Questions to Consider

1.    Are your relays obsolete?

Equipment manufacturers send out notices in advance of planned obsolescence. Still, many factors can prevent this information from reaching the current owner, such as facilities changing hands, personnel changing positions or retiring, and relays installed in equipment provided by others (OEMs such as Russelectric or ASCO).

2.    Have you considered your replacement options?

GE, for example, has conversion kits that would seem to make the replacement decision easy; however, there are options to consider. This is an opportunity to revisit your relays and decide precisely how you want them to perform. Earlier generation relays were limited in their capabilities; today’s relays offer more features and functionality. Were your original relays selected based on need or to make the engineer’s specifications easier? Often, the same relay was specified for all applications meaning some features were not needed. Working with a knowledgeable consultant, you can determine your current and future needs to take advantage of new features. You may decide to switch manufacturers based on needs, availability, functionality, and cost. Are you considering future plans for your facility when replacing relays and making sure the replacement relays will match or complement the new equipment and upgraded monitoring systems you may install?

3.    Have you planned properly for the replacement installation?

Once you have determined which relays to purchase, you have several more steps to a successful replacement. Will you be able to reuse existing wiring or need to rewire?

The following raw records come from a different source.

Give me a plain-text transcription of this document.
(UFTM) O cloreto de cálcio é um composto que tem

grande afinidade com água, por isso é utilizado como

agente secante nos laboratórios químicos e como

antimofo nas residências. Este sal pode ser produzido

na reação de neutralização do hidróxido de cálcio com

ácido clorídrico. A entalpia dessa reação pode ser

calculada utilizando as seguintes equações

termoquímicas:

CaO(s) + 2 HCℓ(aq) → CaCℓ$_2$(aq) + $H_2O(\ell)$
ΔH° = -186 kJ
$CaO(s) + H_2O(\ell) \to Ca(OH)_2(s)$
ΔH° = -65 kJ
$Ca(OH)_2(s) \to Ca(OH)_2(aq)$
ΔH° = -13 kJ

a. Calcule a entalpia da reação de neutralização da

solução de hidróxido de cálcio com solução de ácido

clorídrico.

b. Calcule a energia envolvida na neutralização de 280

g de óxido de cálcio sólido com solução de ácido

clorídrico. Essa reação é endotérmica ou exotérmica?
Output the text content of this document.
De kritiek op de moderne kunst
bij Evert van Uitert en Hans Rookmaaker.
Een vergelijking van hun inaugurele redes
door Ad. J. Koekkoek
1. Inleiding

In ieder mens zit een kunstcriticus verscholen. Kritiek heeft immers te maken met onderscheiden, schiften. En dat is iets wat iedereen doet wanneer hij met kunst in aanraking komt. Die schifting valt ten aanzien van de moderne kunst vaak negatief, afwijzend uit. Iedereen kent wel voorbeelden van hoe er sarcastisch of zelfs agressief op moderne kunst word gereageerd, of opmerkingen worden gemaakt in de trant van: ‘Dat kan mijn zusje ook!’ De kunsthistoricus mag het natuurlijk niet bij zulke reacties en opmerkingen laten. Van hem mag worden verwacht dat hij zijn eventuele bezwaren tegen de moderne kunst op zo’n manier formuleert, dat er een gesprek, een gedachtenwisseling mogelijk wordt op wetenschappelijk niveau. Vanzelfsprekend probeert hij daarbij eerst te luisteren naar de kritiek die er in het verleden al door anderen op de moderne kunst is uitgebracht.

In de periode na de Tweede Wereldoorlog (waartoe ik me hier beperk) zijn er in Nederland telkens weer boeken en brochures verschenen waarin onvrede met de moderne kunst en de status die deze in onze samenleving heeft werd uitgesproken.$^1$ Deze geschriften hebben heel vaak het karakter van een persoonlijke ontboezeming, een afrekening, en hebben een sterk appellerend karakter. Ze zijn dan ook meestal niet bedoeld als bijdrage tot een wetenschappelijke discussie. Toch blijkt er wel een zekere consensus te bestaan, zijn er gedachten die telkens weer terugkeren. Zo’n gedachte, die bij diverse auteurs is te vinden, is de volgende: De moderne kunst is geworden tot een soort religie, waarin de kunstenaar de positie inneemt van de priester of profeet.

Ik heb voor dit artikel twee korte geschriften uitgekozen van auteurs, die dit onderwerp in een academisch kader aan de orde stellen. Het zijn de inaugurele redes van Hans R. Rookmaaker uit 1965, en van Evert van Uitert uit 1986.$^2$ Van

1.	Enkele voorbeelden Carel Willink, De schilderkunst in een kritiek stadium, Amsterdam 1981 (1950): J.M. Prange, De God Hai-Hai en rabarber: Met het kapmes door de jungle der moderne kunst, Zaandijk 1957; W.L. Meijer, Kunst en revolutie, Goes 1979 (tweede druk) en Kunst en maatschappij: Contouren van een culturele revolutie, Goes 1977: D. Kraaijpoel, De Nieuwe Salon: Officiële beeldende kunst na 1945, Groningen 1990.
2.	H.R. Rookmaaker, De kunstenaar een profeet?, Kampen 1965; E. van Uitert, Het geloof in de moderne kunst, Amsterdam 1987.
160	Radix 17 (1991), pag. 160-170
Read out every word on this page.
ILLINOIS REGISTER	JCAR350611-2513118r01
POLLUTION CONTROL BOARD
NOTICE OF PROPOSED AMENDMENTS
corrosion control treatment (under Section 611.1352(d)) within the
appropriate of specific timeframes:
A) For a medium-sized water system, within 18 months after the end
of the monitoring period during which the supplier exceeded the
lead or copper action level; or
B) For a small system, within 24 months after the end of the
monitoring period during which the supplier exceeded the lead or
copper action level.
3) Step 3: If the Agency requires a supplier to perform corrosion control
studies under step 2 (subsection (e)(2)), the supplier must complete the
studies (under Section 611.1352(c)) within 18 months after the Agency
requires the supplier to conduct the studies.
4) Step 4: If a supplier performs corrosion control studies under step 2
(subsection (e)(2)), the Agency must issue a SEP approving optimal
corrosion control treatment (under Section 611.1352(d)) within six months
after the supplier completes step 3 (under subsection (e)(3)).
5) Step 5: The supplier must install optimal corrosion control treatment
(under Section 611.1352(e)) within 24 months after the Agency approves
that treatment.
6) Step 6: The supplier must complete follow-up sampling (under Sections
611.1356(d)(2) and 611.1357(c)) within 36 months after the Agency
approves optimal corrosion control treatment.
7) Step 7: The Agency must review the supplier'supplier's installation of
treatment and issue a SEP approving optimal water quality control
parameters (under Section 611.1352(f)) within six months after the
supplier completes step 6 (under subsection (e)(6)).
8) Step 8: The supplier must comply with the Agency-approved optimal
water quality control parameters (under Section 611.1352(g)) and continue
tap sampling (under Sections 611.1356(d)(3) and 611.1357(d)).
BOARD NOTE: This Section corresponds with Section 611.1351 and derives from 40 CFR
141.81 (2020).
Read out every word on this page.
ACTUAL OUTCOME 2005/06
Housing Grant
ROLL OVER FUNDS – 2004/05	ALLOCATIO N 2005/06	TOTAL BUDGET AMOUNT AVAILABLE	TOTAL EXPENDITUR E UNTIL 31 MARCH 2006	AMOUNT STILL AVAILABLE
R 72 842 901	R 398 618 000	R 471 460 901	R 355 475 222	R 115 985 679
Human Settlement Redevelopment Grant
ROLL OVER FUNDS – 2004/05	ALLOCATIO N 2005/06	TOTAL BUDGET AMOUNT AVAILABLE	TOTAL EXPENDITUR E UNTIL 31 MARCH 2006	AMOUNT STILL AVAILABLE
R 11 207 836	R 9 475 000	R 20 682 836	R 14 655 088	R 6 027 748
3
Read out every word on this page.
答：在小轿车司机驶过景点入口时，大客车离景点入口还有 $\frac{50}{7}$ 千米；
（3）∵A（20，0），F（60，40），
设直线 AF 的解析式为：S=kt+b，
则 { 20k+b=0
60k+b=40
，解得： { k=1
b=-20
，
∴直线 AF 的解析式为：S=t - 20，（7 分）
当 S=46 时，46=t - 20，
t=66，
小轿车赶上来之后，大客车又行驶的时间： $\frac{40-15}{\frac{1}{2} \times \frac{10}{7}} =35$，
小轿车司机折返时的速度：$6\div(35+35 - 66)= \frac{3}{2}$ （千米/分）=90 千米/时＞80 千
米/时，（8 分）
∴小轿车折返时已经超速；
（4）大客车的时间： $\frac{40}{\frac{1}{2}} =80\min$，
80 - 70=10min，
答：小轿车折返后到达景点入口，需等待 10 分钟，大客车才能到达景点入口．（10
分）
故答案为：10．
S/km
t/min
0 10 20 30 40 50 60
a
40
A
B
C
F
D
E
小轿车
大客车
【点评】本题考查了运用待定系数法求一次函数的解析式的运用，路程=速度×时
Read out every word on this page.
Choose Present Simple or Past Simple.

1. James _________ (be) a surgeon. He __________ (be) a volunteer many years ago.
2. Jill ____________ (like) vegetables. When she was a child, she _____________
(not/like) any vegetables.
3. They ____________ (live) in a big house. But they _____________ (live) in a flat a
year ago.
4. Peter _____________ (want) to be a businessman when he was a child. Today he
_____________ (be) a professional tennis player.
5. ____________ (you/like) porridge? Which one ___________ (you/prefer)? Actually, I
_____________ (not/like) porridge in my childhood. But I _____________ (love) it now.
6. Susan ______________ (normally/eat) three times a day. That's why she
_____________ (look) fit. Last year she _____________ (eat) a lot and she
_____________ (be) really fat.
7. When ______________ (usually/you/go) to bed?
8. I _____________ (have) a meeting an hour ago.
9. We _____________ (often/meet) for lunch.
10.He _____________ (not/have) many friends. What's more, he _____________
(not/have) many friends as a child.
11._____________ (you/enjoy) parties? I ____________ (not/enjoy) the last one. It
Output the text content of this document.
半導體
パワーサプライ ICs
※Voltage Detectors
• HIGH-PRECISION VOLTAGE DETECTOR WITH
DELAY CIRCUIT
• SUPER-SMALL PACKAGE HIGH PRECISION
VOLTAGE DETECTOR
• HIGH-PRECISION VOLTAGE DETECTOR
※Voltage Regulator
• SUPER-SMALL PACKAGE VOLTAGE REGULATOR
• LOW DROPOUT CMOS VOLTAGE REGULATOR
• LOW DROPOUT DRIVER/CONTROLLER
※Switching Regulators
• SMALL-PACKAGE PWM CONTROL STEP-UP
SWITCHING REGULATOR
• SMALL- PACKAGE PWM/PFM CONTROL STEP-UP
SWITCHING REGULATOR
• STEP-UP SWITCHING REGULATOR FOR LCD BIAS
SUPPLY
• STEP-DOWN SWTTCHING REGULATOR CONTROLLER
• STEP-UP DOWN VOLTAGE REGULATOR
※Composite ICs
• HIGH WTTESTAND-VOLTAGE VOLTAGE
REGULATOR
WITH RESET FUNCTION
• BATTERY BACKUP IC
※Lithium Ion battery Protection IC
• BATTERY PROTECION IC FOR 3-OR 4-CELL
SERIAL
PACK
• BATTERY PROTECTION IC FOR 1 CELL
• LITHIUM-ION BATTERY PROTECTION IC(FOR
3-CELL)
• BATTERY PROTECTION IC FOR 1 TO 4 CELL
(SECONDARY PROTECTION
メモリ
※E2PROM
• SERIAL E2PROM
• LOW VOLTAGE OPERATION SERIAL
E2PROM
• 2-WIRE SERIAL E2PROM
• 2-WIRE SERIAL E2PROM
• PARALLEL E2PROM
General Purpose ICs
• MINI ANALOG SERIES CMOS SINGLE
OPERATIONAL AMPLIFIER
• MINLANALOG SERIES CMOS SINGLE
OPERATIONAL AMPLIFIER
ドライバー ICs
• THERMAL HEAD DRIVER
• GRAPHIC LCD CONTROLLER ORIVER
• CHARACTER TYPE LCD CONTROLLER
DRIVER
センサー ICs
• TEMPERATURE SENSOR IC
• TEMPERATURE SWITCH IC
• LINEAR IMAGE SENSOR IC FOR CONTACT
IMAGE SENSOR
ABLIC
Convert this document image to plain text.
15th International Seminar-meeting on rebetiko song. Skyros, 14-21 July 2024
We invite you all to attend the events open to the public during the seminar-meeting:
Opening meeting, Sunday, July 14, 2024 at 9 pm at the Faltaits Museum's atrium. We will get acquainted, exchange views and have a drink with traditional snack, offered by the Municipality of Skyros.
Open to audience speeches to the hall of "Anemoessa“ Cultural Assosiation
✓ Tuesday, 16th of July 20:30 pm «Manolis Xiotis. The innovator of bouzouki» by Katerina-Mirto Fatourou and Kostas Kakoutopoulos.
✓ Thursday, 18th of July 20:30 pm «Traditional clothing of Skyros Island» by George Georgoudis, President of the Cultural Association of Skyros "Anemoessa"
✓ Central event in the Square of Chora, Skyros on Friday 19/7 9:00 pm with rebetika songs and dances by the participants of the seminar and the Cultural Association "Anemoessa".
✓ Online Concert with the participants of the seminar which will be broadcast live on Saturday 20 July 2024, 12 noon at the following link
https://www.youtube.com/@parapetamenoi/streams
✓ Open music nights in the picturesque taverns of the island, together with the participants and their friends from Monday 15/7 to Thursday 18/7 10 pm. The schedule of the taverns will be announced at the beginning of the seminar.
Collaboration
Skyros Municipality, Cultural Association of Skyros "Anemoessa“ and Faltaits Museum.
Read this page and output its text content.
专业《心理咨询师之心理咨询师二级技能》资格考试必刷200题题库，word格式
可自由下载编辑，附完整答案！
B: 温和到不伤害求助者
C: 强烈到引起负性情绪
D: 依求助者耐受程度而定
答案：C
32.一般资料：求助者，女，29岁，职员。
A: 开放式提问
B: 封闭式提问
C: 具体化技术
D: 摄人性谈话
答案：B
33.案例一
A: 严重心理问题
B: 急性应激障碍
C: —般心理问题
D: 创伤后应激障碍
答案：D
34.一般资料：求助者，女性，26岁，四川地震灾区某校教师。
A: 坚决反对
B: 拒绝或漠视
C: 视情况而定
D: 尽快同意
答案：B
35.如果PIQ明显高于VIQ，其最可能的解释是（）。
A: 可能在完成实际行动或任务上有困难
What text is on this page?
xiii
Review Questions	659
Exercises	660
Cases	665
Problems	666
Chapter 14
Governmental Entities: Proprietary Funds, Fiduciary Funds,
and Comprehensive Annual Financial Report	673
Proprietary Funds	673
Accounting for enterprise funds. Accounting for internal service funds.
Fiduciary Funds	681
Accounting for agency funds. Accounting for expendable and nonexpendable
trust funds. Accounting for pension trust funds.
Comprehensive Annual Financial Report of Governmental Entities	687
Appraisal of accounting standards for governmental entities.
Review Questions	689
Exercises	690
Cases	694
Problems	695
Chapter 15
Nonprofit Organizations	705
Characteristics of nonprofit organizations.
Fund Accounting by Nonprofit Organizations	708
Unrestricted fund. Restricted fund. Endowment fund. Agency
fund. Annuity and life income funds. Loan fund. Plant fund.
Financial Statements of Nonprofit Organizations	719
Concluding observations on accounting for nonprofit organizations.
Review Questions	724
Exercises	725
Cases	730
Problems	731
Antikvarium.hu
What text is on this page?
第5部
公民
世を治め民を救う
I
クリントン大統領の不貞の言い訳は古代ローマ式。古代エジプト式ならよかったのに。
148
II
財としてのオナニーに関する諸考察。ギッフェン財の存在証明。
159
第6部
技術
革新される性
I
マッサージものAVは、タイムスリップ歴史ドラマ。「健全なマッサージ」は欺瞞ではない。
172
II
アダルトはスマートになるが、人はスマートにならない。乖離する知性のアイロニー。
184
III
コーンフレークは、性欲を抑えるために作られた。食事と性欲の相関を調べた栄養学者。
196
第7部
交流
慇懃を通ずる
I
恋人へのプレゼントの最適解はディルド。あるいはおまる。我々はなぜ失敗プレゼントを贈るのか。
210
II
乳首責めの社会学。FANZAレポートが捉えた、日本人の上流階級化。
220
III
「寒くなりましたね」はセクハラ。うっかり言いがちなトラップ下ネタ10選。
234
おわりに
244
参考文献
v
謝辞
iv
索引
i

Your consultant will need to study the existing wiring diagrams to decide how the relays were intended to function and perform a site assessment to see how they are wired. Was the original relay programmed correctly? Does a new relay program need to be written to take advantage of new features or needs? GE has conversion software, but, like most upgrades, it may not convert all used features and, in our experience, requires review and relay testing for validation before installation. If you choose to change relay manufacturers, then conversion software does not exist, and a new program must be written.

4.    Live Site Concerns

Relay retrofits should not be done on energized circuits because you are without protection during the upgrade, and in some cases, the installation cannot be done safely. Ideally, you can de-energize an entire switchgear lineup or at least each section or cubicle for the retrofit. Tier 3 or 4 sites will have an advantage over a Tier 1 or 2 site as their facility design allows for de-energization and isolation of switchgear. We recommend doing as much bench and field testing as possible prior to energization and live load. Other nuances throughout this process are often neglected, including the relays’ interactions with your site’s BMS and EPMS. These systems will also need to be checked and reprogrammed to maintain relay communication and functionality.

What’s Next?

There are multiple steps for safely replacing obsolete relays in your data center. You need the right relays with the correct features and programming, updated wiring diagrams and wiring, pretesting and performance validation, a carefully planned outage, and the relay programmer on-site during the changeout. Relays are your site’s electrical protection. Execute these replacements incorrectly, and you could create risk and end up with unplanned downtime or a circuit that is not properly protected, which may lead to equipment damage or personnel injury – not events any data center wants to create. Working with an experienced data center and relay protection consultant who can guide you through the complex relay replacement process is essential for a seamless upgrade.